N° RG 23/00701 – N° Portalis DBVK-V-B7H-PWXW
Décision déférée à la Cour :
Jugement du 16 JANVIER 2023
TRIBUNAL DE COMMERCE DE BÉZIERS
N° RG 2021 004089
APPELANTE :
S.A.R.L. LA RIVIERE prise en la personne de son représentant légal
[Adresse 9]
Camping [8]
[Localité 4]
Représentée par Me Emilie TURCAN, avocat au barreau de MONTPELLIER substituant Me Jean Marc NGUYEN-PHUNG de la SELARL SELARL PHUNG 3P, avocat au barreau de MONTPELLIER
INTIMEES :
S.A.S.U. CAMPING ASSUR CONSEIL prise en la personne de son représentant légal en exercice
[Adresse 2]
[Adresse 2]
[Localité 3]
Représentée par Me Lola JULIE, avocat au barreau de MONTPELLIER substituant Me Alexandre SALVIGNOL de la SARL SALVIGNOL ET ASSOCIES, avocat au barreau de MONTPELLIER, avocat postulant
Représentée par Me Guillaume DESMUR, avocat au barreau de MARSEILLE, substituant Me Alain DE ANGELIS, avocat au barreau de MARSEILLE, avocat plaidant
SAS LES ASSUREURS CONSEILS DE L’ENTREPRISE prise en la personne de son représentant légal
[Adresse 6]
[Adresse 6]
[Localité 1]
Représentée par Me Rebecca SMITH, avocat au barreau de BEZIERS substituant Me Yannick CAMBON de la SELARL ELEOM BEZIERS-SETE, avocat au barreau de BEZIERS, avocat postulant
Représentée par Me Marly TOURE, avocat au barreau de PARIS, avocat plaidant
Ordonnance de clôture du 17 Septembre 2024
COMPOSITION DE LA COUR :
En application des dispositions des articles 805 et 907 du code de procédure civile, l’affaire a été débattue le 08 Octobre 2024,en audience publique, les avocats ne s’y étant pas opposés, devant Mme Danielle DEMONT, présidente de chambre et M. Fabrice VETU, conseiller chargé du rapport.

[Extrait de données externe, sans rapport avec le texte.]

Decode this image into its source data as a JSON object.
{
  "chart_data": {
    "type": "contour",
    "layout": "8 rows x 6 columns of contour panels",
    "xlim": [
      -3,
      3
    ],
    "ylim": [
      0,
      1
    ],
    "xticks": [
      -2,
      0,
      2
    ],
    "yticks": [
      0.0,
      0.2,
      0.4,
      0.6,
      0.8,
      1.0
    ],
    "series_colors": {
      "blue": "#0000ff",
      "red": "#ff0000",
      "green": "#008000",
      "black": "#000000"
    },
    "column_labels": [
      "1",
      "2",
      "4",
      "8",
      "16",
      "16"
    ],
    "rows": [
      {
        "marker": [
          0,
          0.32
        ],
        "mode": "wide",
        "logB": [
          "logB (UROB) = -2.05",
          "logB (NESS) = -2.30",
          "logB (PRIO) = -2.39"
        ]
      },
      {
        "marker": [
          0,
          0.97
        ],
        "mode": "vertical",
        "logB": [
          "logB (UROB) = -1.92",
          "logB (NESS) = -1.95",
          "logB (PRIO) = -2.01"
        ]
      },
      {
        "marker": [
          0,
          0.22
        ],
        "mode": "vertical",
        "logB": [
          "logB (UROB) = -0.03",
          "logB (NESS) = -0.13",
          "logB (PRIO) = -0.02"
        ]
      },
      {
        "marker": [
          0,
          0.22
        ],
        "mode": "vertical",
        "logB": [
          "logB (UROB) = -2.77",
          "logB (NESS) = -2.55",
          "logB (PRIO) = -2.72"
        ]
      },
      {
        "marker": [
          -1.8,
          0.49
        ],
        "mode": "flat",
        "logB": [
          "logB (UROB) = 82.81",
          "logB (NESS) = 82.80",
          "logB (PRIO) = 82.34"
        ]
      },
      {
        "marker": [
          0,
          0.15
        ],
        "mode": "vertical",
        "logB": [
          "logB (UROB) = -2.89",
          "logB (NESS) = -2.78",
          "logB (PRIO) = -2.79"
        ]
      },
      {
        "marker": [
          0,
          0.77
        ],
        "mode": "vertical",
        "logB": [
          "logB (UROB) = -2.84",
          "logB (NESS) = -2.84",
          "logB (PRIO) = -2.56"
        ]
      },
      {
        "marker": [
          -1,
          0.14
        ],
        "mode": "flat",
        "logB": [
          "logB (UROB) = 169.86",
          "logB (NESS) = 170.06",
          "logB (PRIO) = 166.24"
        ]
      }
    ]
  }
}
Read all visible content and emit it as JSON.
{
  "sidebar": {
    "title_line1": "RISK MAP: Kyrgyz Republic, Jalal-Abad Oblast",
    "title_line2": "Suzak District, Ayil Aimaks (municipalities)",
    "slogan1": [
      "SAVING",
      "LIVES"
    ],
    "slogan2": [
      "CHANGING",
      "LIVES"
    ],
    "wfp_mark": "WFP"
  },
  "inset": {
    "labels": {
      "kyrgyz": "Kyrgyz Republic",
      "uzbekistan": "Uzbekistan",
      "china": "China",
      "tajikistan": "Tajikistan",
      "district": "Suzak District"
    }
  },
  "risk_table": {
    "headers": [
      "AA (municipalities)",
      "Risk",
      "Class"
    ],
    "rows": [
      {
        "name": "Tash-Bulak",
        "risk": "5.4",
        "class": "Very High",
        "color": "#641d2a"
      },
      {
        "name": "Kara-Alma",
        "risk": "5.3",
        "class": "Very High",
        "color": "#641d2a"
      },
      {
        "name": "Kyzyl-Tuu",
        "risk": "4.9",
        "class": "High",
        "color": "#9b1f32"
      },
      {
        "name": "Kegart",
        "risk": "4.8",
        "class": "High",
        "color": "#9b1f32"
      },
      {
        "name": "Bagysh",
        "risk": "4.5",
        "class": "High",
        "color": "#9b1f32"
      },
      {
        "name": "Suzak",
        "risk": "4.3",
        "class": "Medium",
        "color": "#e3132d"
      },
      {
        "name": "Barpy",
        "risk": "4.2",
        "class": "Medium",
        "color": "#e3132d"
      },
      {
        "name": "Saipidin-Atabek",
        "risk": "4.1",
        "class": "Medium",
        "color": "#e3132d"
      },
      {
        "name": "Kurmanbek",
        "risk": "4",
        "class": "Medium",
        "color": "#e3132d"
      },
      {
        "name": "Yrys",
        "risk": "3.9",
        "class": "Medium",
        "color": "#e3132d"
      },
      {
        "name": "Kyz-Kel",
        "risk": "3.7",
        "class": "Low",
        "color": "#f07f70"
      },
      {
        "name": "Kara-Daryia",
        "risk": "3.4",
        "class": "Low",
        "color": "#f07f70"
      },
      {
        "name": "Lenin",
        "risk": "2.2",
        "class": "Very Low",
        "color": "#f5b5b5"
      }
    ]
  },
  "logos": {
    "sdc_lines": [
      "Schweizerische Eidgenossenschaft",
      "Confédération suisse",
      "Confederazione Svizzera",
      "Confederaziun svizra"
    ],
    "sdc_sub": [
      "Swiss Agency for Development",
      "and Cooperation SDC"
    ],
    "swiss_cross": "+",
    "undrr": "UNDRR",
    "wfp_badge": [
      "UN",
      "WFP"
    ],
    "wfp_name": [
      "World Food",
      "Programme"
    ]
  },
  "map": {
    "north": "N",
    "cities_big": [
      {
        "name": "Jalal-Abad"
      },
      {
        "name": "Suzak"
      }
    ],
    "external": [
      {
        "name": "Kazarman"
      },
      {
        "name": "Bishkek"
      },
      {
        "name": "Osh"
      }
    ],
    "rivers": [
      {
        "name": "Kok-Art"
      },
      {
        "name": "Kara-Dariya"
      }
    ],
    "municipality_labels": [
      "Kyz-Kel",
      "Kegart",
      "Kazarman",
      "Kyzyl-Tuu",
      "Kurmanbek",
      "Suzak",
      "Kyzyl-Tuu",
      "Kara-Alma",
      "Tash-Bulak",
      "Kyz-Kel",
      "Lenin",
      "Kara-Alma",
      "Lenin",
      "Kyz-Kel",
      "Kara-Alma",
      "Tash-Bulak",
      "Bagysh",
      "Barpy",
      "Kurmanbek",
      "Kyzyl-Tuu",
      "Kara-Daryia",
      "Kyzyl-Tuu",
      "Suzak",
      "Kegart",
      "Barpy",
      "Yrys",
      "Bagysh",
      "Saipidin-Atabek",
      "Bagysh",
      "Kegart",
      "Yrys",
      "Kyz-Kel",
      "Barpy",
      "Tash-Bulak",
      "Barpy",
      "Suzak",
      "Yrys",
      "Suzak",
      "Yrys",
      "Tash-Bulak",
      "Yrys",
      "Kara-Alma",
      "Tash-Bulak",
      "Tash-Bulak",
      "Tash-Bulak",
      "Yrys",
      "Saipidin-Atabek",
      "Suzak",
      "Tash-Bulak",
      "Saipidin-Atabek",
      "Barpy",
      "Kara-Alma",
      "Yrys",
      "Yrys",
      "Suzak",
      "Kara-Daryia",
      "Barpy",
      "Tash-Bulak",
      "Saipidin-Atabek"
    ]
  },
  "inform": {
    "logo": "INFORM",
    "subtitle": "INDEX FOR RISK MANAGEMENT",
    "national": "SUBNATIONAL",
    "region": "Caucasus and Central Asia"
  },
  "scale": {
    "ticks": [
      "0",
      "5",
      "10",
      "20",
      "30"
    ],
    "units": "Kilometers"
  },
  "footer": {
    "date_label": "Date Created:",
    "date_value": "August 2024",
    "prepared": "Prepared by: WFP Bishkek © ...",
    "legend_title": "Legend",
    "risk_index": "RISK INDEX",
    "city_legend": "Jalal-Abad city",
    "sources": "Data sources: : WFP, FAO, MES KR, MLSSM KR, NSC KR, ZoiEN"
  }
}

Ces magistrats ont rendu compte des plaidoiries dans le délibéré de la cour, composée de :
Mme Danielle DEMONT, présidente de chambre
M. Thibault GRAFFIN, conseiller
M. Fabrice VETU, conseiller
Greffier lors des débats : Mme Audrey VALERO
ARRET :
— Contradictoire ;
— prononcé par mise à disposition de l’arrêt au greffe de la cour, initialement prévue au 19 novembre 2024 et prorogée au 3 décembre 2024, les parties en ayant été préalablement avisées dans les conditions prévues au deuxième alinéa de l’article 450 du code de procédure civile ;
— signé par Mme Danielle DEMONT, présidente de chambre, et par Mme Audrey VALERO, greffière.
EXPOSE DES FAITS ET DE LA PROCÉDURE :
Par acte sous seing privé du 11 juillet 2018, la SARL La Rivière, exploitant un fonds de commerce sous l’enseigne «'Camping [5]'», a souscrit le 11 juillet 2018 auprès de la société Groupama un contrat d’assurance multirisques professionnel et responsabilité civile entreprise (n°50773011X001) par l’intermédiaire de deux sociétés de courtage, la SASU Camping Assur Conseil commercialisant le contrat d’assurance et la SAS Les Assureurs Conseils de L’Entreprise (la SAS ACE), laquelle procède à l’élaboration dudit contrat.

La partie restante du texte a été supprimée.